# Set identity

#### solakis

##### Active member
Given the definition: $$\displaystyle A^{n+1}=A^n\cup A$$ then prove that:

$$\displaystyle (A\cup B)^n =(A\cup B)\cup(A\cap B)$$ for all natural N0s n

#### Evgeny.Makarov

##### Well-known member
MHB Math Scholar
Given the definition: $$\displaystyle A^{n+1}=A^n\cup A$$
What is $A^1$?

then prove that:

$$\displaystyle (A\cup B)^n =(A\cup B)\cup(A\cap B)$$ for all natural N0s n
Hmm, why write $(A\cup B)\cup(A\cap B)$ since $A\cap B$ is included in $A\cup B$?

#### solakis

##### Active member
What is $A^1$?

Hmm, why write $(A\cup B)\cup(A\cap B)$ since $A\cap B$ is included in $A\cup B$?
$$\displaystyle A^1=A$$

Is by definition (or theorem):

1) $$\displaystyle x\in(A\cup B)\Longleftrightarrow x\in A\vee x\in B$$

............................Or.............................

2)$$\displaystyle x\in(A\cup B)\Longleftrightarrow (x\in A\vee x\in B)\vee (x\in A\wedge x\in B)$$

#### Evgeny.Makarov

##### Well-known member
MHB Math Scholar
$$\displaystyle A^1=A$$
Then $A^n=A$ for all $n$.

Is by definition (or theorem):

1) $$\displaystyle x\in(A\cup B)\Longleftrightarrow x\in A\vee x\in B$$

............................Or.............................

2)$$\displaystyle x\in(A\cup B)\Longleftrightarrow (x\in A\vee x\in B)\vee (x\in A\wedge x\in B)$$
Both.

#### solakis

##### Active member
Then $A^n=A$ for all $n$.

Both.
In that case if we put :

xεA=p, xεB= q,how would we prove :

(pvq)vr =pv(qvr)?

Since pvq <=> (pvq)v(p^q)

#### Evgeny.Makarov

##### Well-known member
MHB Math Scholar
In that case if we put :

xεA=p, xεB= q,how would we prove :

(pvq)vr =pv(qvr)?
Associativity of disjunction holds for all propositions, not necessarily x ∈ A and x ∈ B. The way of proving it depends on axiomatics. In Boolean algebra, for example, this is an axiom.

#### solakis

##### Active member
Associativity of disjunction holds for all propositions, not necessarily x ∈ A and x ∈ B. The way of proving it depends on axiomatics. In Boolean algebra, for example, this is an axiom.
By the way:

In the axioms you suggested in Wikipedia ,two of them can be proved using the other axioms.
Those are the axioms of absorption and the axioms of associativity.

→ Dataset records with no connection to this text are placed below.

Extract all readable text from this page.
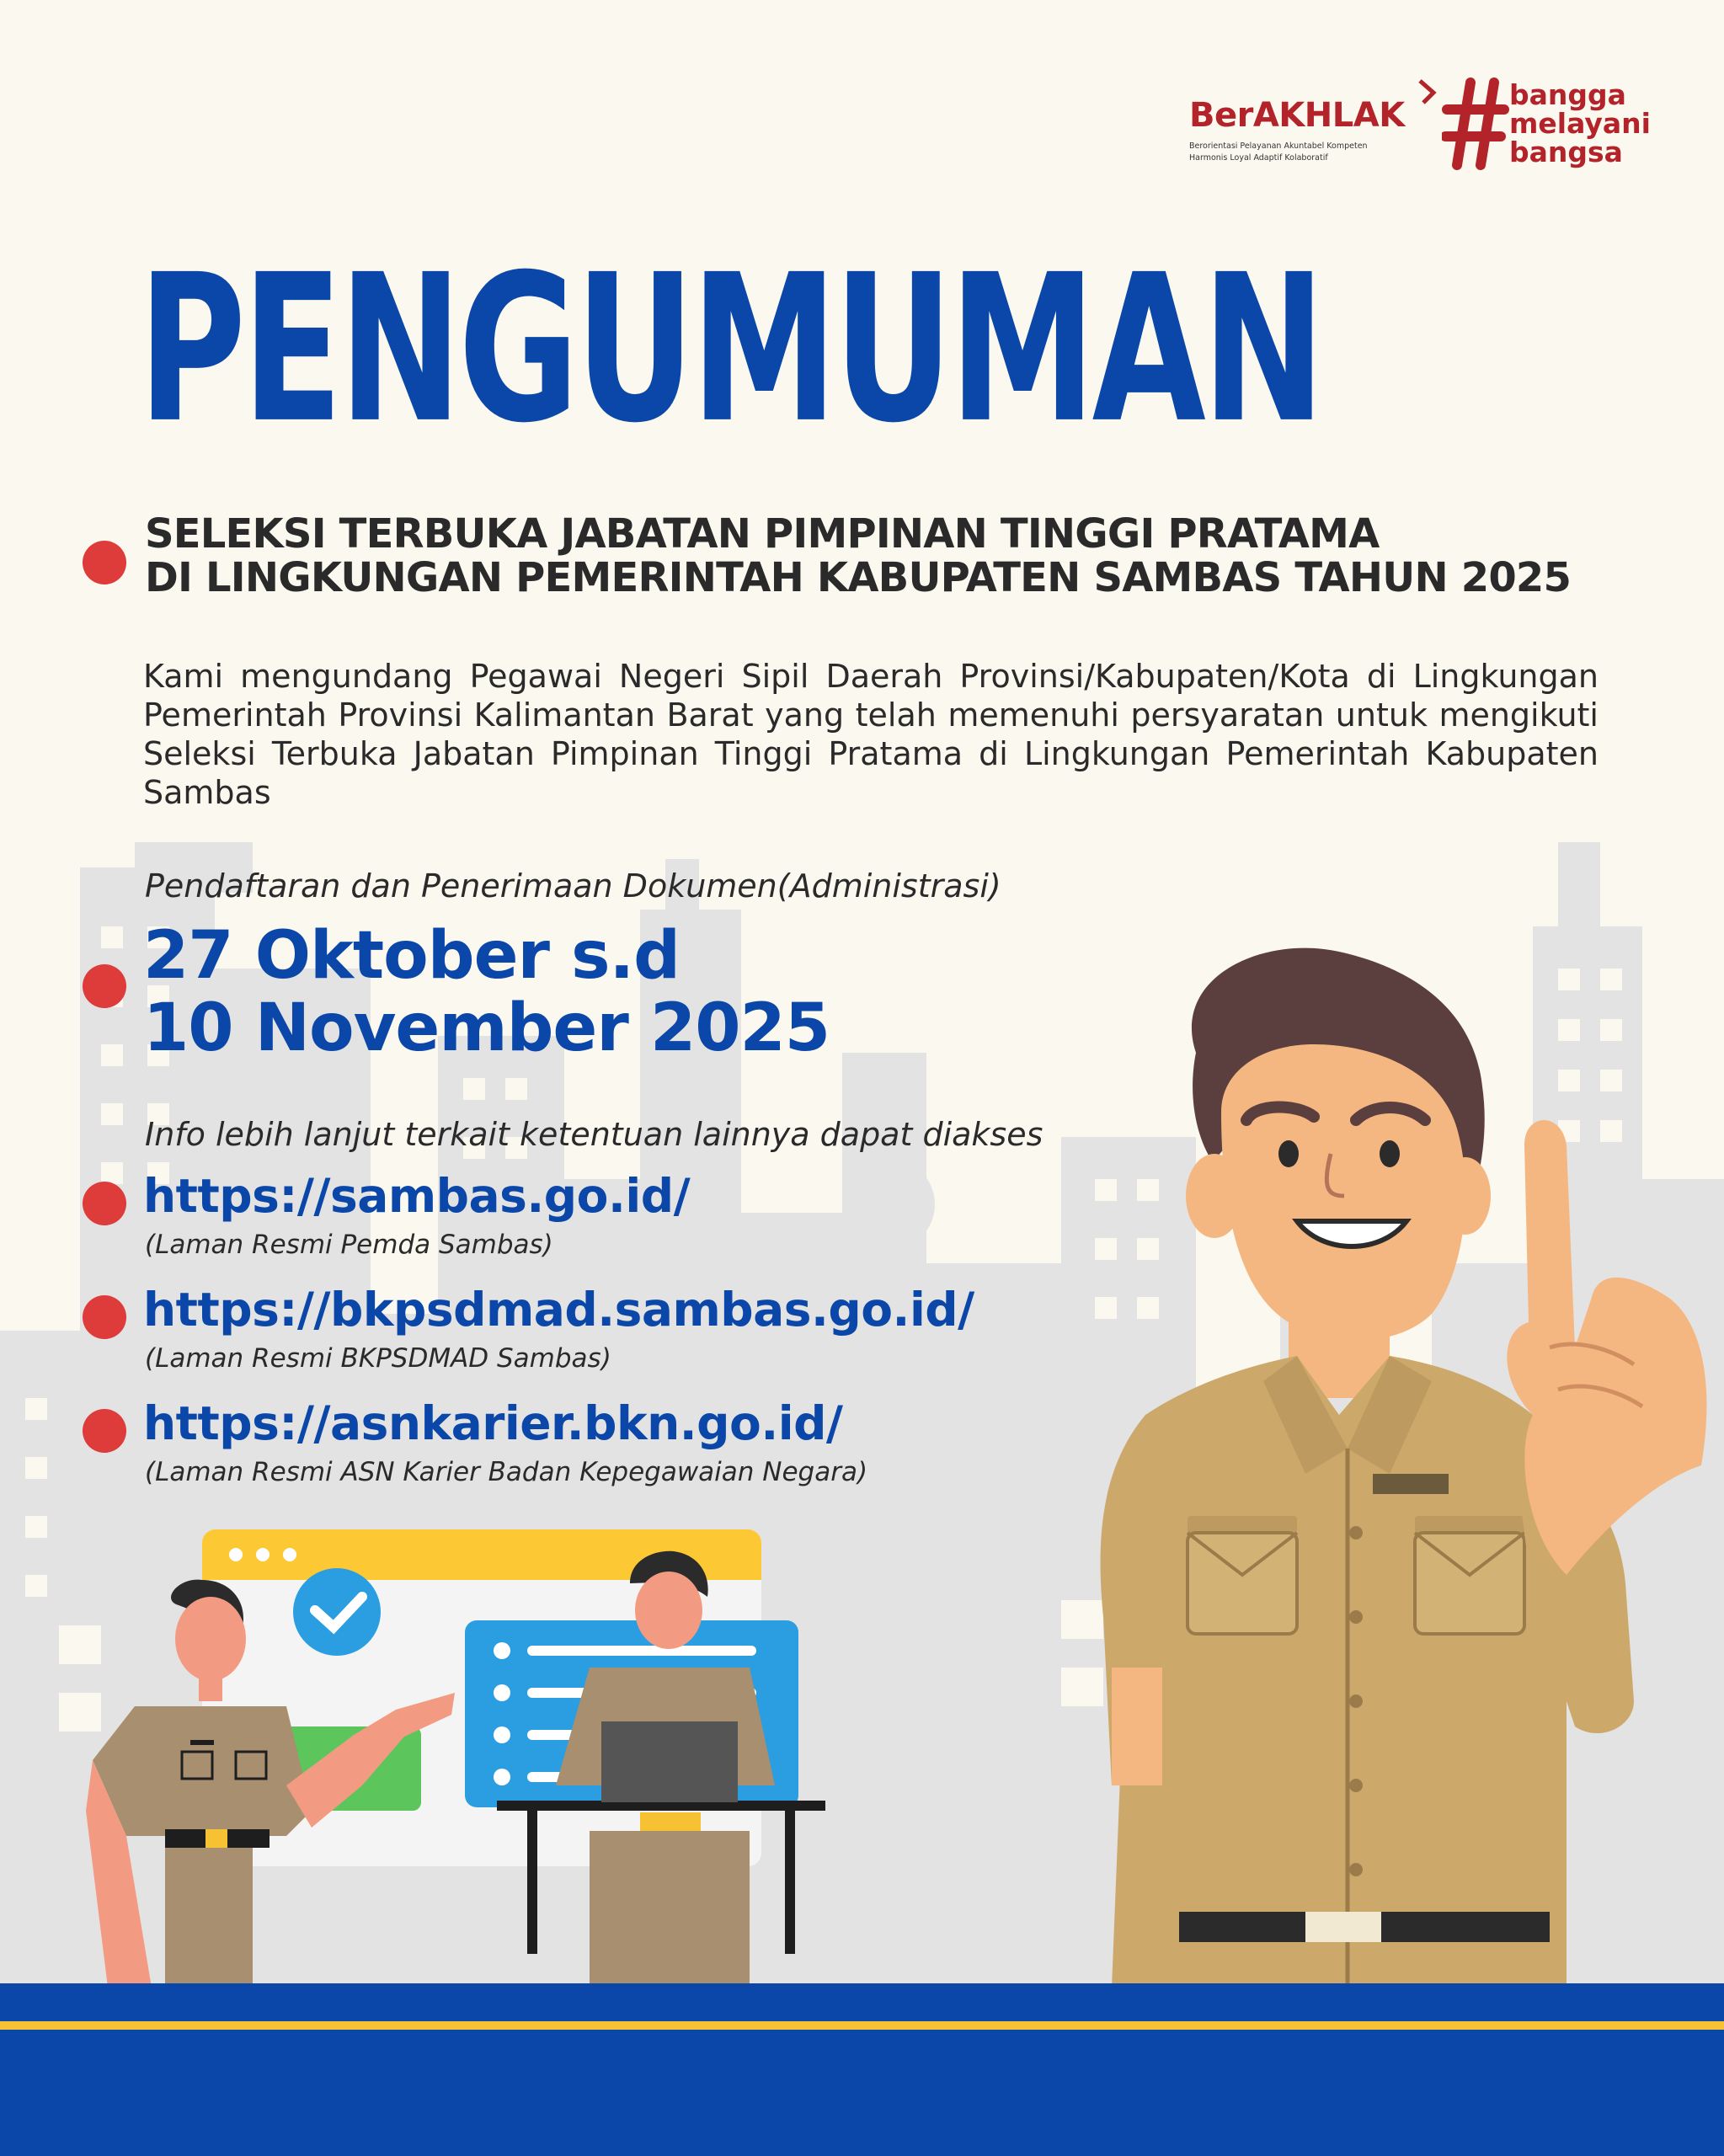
BerAKHLAK
Berorientasi Pelayanan Akuntabel Kompeten
Harmonis Loyal Adaptif Kolaboratif
bangga
melayani
bangsa
PENGUMUMAN
SELEKSI TERBUKA JABATAN PIMPINAN TINGGI PRATAMA
DI LINGKUNGAN PEMERINTAH KABUPATEN SAMBAS TAHUN 2025
Kami mengundang Pegawai Negeri Sipil Daerah Provinsi/Kabupaten/Kota di Lingkungan Pemerintah Provinsi Kalimantan Barat yang telah memenuhi persyaratan untuk mengikuti Seleksi Terbuka Jabatan Pimpinan Tinggi Pratama di Lingkungan Pemerintah Kabupaten Sambas
Pendaftaran dan Penerimaan Dokumen(Administrasi)
27 Oktober s.d
10 November 2025
Info lebih lanjut terkait ketentuan lainnya dapat diakses
https://sambas.go.id/
(Laman Resmi Pemda Sambas)
https://bkpsdmad.sambas.go.id/
(Laman Resmi BKPSDMAD Sambas)
https://asnkarier.bkn.go.id/
(Laman Resmi ASN Karier Badan Kepegawaian Negara)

I will prove the axioms of absorption and i will leave it to you to prove the axioms of associativity.

proof:

1) x^(xvy)

2) (xv0)^(xvy)..........using the axiom of identity:av0=a

3) xv(0^y)..............using the axiom of distributivity: av(b^c) = (avb)^(avc)

4) xv(y^0).............using the axiom of commutativity: a^b=b^a

5) xv[(y^0)v0].........using the axiom of identity:av0=a

6) xv[(y^0)v(y^y')]........using the axiom of complements: a^a' = 0 (Note a' is the comlement of a)

7) xv[y^(0vy')]..............using the axiom of distributivity : a^(bvc) = (a^b)v(a^c)

8) xv[y^(y'v0)]..............using the axiom of commutativity: avb=bva

9) xv(y^y') ...................using the axiom of identity: av0=a

10) xv0 .......................using the axiom of complements :y^y'=0

11) x............................using the axiom of identity: av0=a

Also due to the duolity principle we have:

xv(x^y)= x

#### MarkFL

Staff member
...
I will prove the axioms of absorption and i will leave it to you to prove the axioms of associativity....
I'm just curious, why are you leaving work to be done by Evgeny.Makarov?

#### solakis

##### Active member
I'm just curious, why are you leaving work to be done by Evgeny.Makarov?
You mean always or just this time ?

#### MarkFL

Just this one particular instance, the part of your post that I quoted. I was just curious.